Interaction of substrates and inhibitors with the homoserine dehydrogenase of kinase-inactivated aspartokinase I.

The aspartokinase activity of the aspartokinase-homoserine dehydrogenase complex of Escherichia coli was affinity labeled with substrates ATP, aspartate, and feedback inhibitor threonine.

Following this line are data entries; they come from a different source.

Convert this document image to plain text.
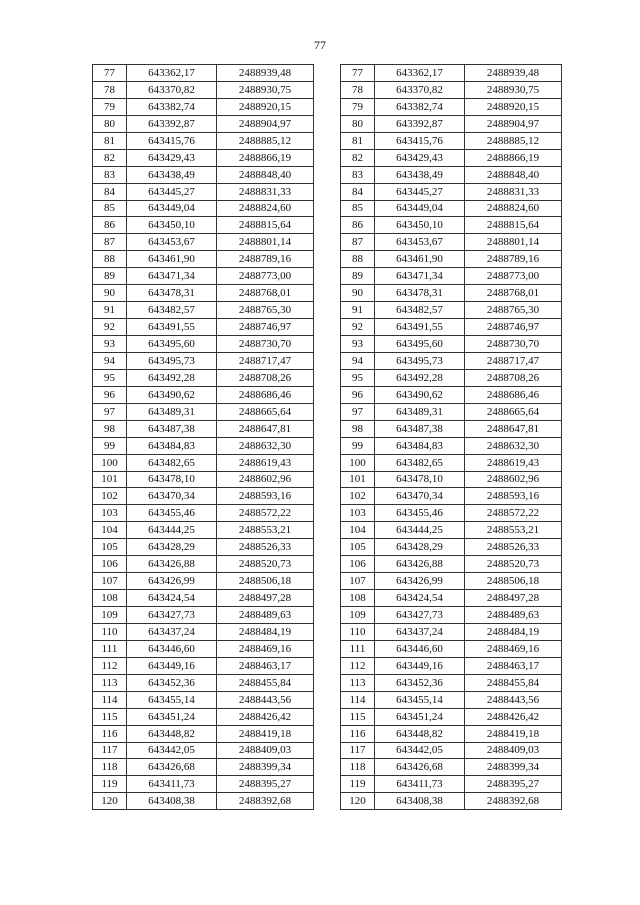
77
77	643362,17	2488939,48
78	643370,82	2488930,75
79	643382,74	2488920,15
80	643392,87	2488904,97
81	643415,76	2488885,12
82	643429,43	2488866,19
83	643438,49	2488848,40
84	643445,27	2488831,33
85	643449,04	2488824,60
86	643450,10	2488815,64
87	643453,67	2488801,14
88	643461,90	2488789,16
89	643471,34	2488773,00
90	643478,31	2488768,01
91	643482,57	2488765,30
92	643491,55	2488746,97
93	643495,60	2488730,70
94	643495,73	2488717,47
95	643492,28	2488708,26
96	643490,62	2488686,46
97	643489,31	2488665,64
98	643487,38	2488647,81
99	643484,83	2488632,30
100	643482,65	2488619,43
101	643478,10	2488602,96
102	643470,34	2488593,16
103	643455,46	2488572,22
104	643444,25	2488553,21
105	643428,29	2488526,33
106	643426,88	2488520,73
107	643426,99	2488506,18
108	643424,54	2488497,28
109	643427,73	2488489,63
110	643437,24	2488484,19
111	643446,60	2488469,16
112	643449,16	2488463,17
113	643452,36	2488455,84
114	643455,14	2488443,56
115	643451,24	2488426,42
116	643448,82	2488419,18
117	643442,05	2488409,03
118	643426,68	2488399,34
119	643411,73	2488395,27
120	643408,38	2488392,68
77	643362,17	2488939,48
78	643370,82	2488930,75
79	643382,74	2488920,15
80	643392,87	2488904,97
81	643415,76	2488885,12
82	643429,43	2488866,19
83	643438,49	2488848,40
84	643445,27	2488831,33
85	643449,04	2488824,60
86	643450,10	2488815,64
87	643453,67	2488801,14
88	643461,90	2488789,16
89	643471,34	2488773,00
90	643478,31	2488768,01
91	643482,57	2488765,30
92	643491,55	2488746,97
93	643495,60	2488730,70
94	643495,73	2488717,47
95	643492,28	2488708,26
96	643490,62	2488686,46
97	643489,31	2488665,64
98	643487,38	2488647,81
99	643484,83	2488632,30
100	643482,65	2488619,43
101	643478,10	2488602,96
102	643470,34	2488593,16
103	643455,46	2488572,22
104	643444,25	2488553,21
105	643428,29	2488526,33
106	643426,88	2488520,73
107	643426,99	2488506,18
108	643424,54	2488497,28
109	643427,73	2488489,63
110	643437,24	2488484,19
111	643446,60	2488469,16
112	643449,16	2488463,17
113	643452,36	2488455,84
114	643455,14	2488443,56
115	643451,24	2488426,42
116	643448,82	2488419,18
117	643442,05	2488409,03
118	643426,68	2488399,34
119	643411,73	2488395,27
120	643408,38	2488392,68
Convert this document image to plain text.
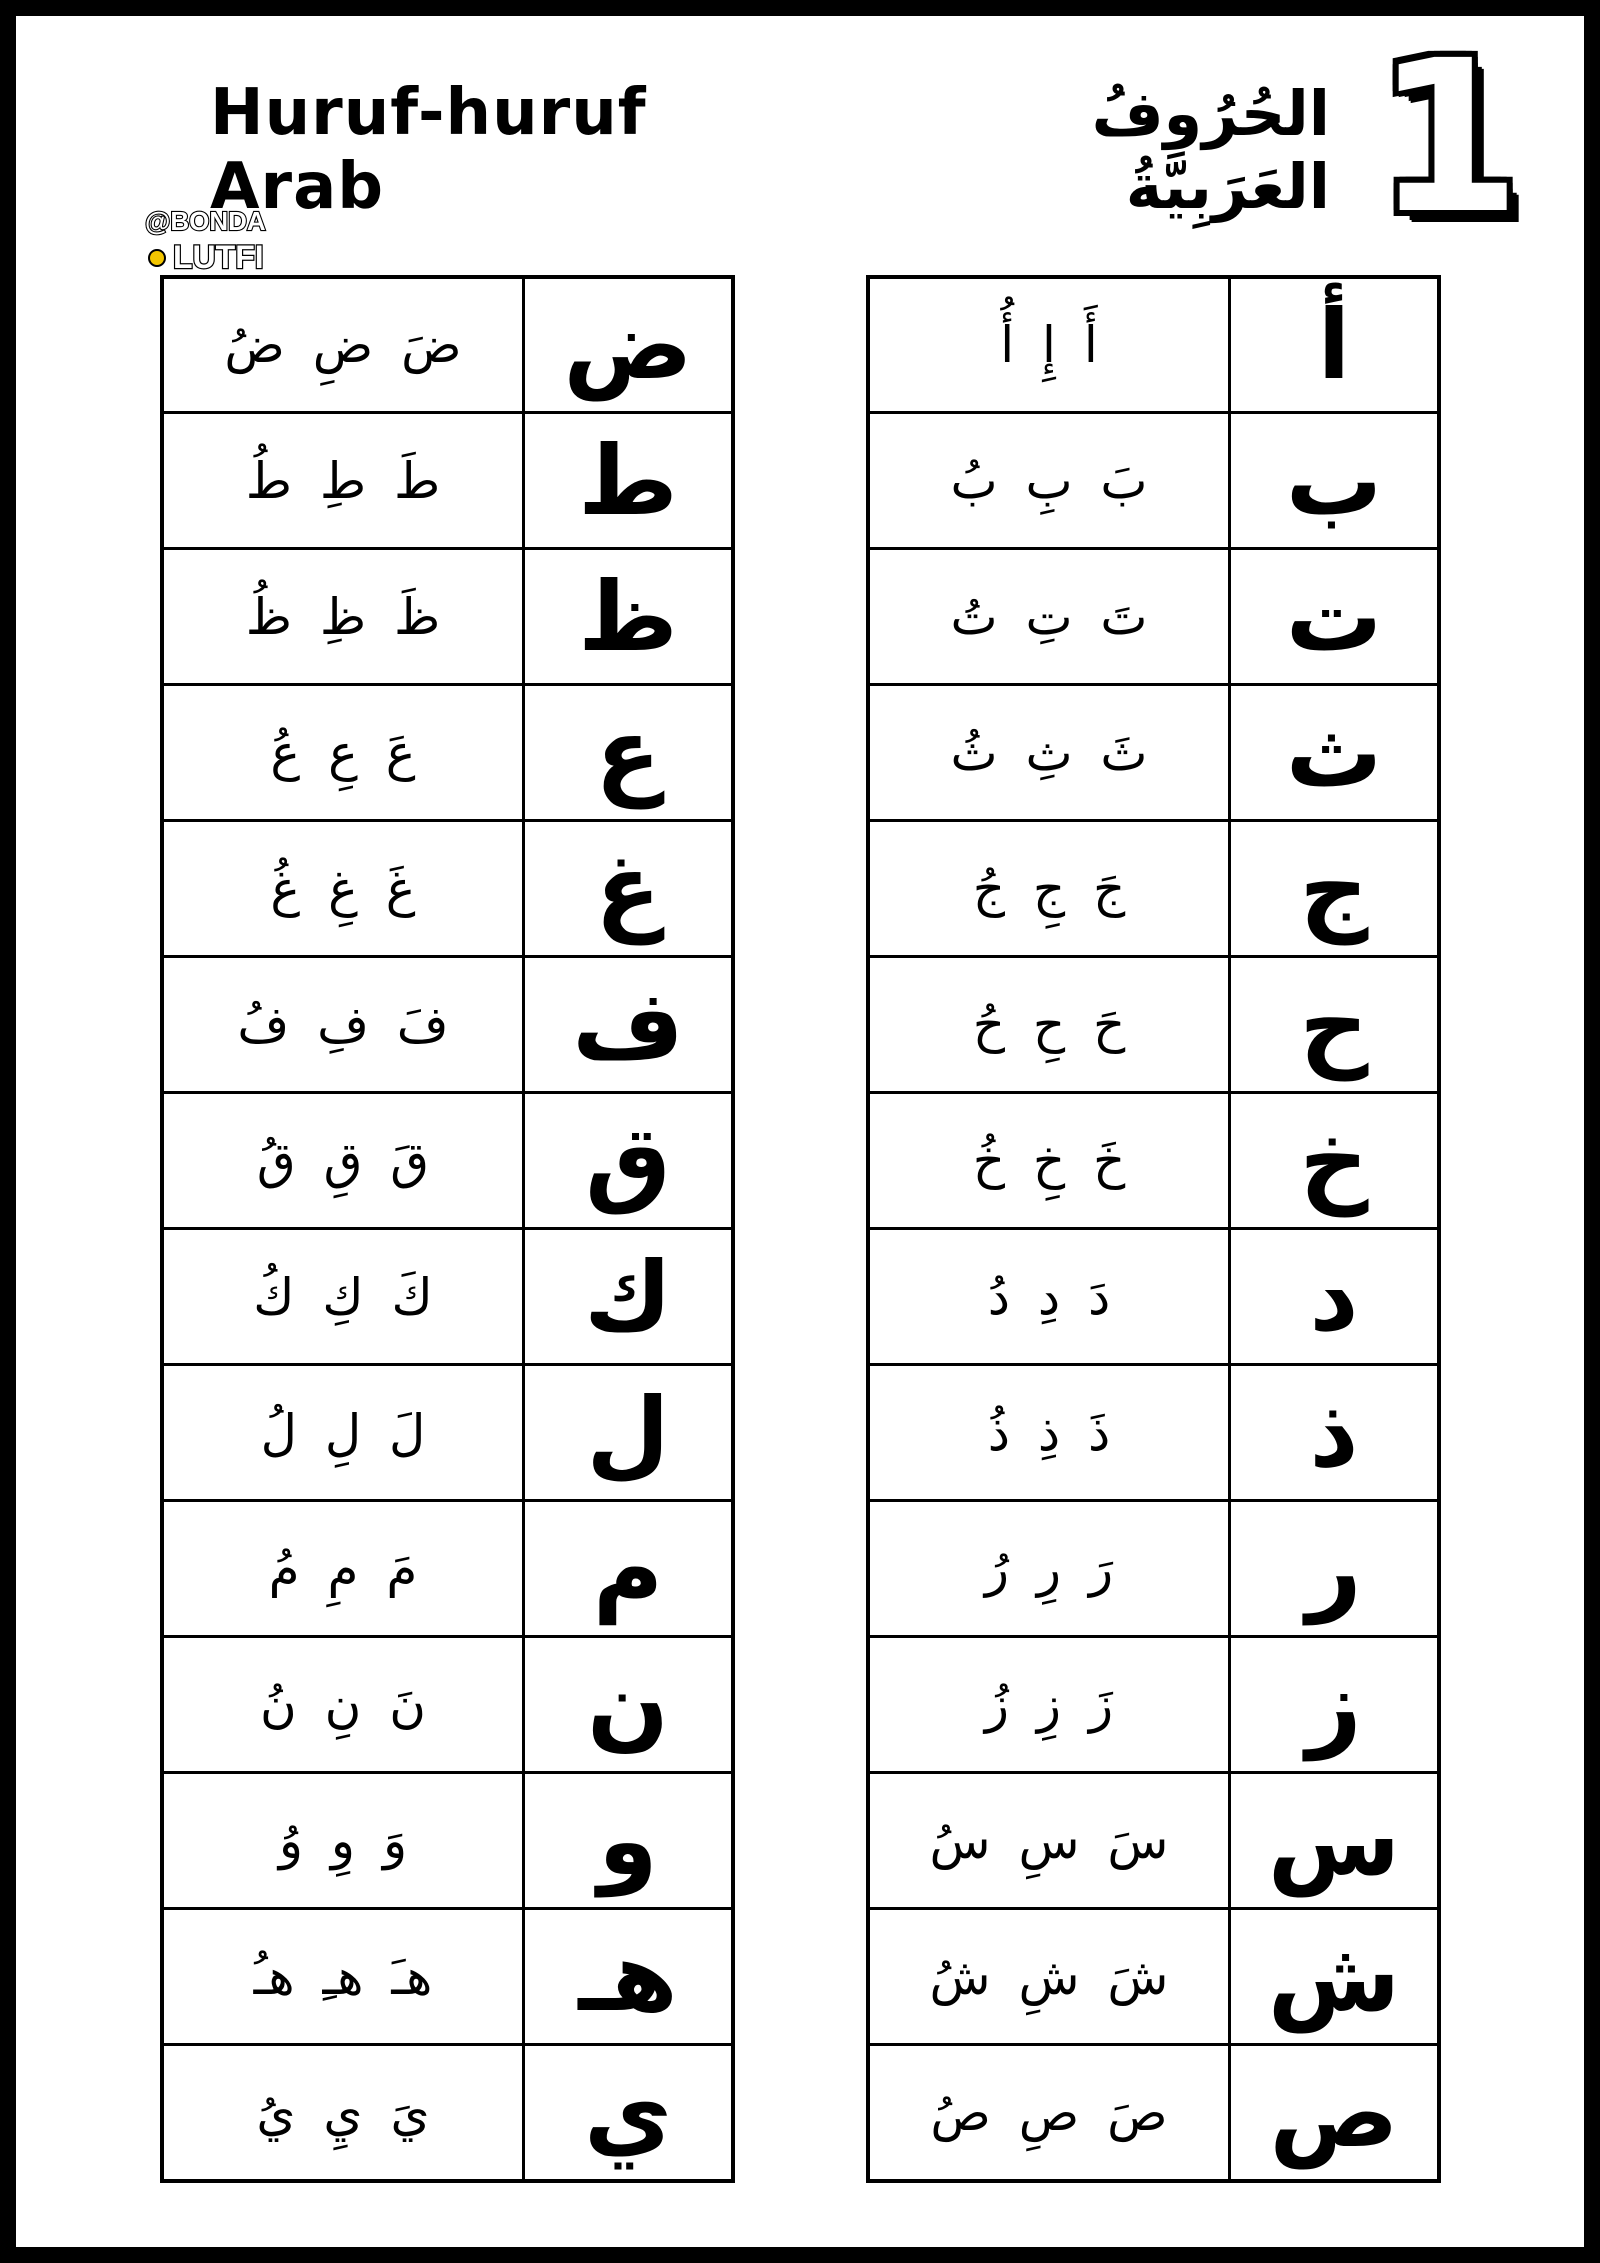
Huruf-huruf Arab
الحُرُوفُ العَرَبِيَّةُ 1
@BONDA
LUTFI
أَ إِ أُ	أ
بَ بِ بُ	ب
تَ تِ تُ	ت
ثَ ثِ ثُ	ث
جَ جِ جُ	ج
حَ حِ حُ	ح
خَ خِ خُ	خ
دَ دِ دُ	د
ذَ ذِ ذُ	ذ
رَ رِ رُ	ر
زَ زِ زُ	ز
سَ سِ سُ	س
شَ شِ شُ	ش
صَ صِ صُ	ص
ضَ ضِ ضُ	ض
طَ طِ طُ	ط
ظَ ظِ ظُ	ظ
عَ عِ عُ	ع
غَ غِ غُ	غ
فَ فِ فُ	ف
قَ قِ قُ	ق
كَ كِ كُ	ك
لَ لِ لُ	ل
مَ مِ مُ	م
نَ نِ نُ	ن
وَ وِ وُ	و
هـَ هـِ هـُ	هـ
يَ يِ يُ	ي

Exchange-inert ternary adducts of Co(III)-aspartokinase and either ATP, aspartate or threonine were formed by oxidation of corresponding Co(II) ternary complexes with H2O2. The ternary enzyme-Co(III)-threonine adduct (I) had 3.8 threonine binding sites per tetramer, one-half that of the native enzyme. The binding of threonine to I was still cooperative as determined by equilibrium dialysis (nH = 2.2) or by studying inhibition of residual dehydrogenase activity (nH = 2.7). Threonine still protected the SH groups of I against 5,5'-dithiobis(2-nitrobenzoate) (DTNB) reaction but the number of SH groups reacting with thiol reagents (DTNB) was reduced by 1-2 per subunit in the absence of threonine. This suggests either that Co(III) is bound to the enzyme via sulfhydryl groups or that 1-2SH groups are buried or rendered inaccessible in I. The binding of threonine to sites not blocked by the affinity labeling produced changes in the circular dichroism of the complex comparable to changes produced by threonine binding to native enzyme and also protected against proteolytic digestion. The major conformational changes produced by threonine are thus ascribable to binding at this one class of regulatory sites. The interactions of kinase substrates with various aspartokinase-Co(III) complexes containing ATP, aspartate, or threonine and a threonine-insensitive homoserine dehydrogenase produced by mild proteolysis were studied. The inhibition of homoserine dehydrogenase by kinase substrates is not due to binding of these inhibitors at the kinase active site but was shown to be due to binding to sites within the dehydrogenase domain of the enzyme. L-alpha-Aminobutyrate, a presumed threonine analogue, also inhibits the dehydrogenase by binding at the same or similar sites in the dehydrogenase domain and not at threonine regulatory site.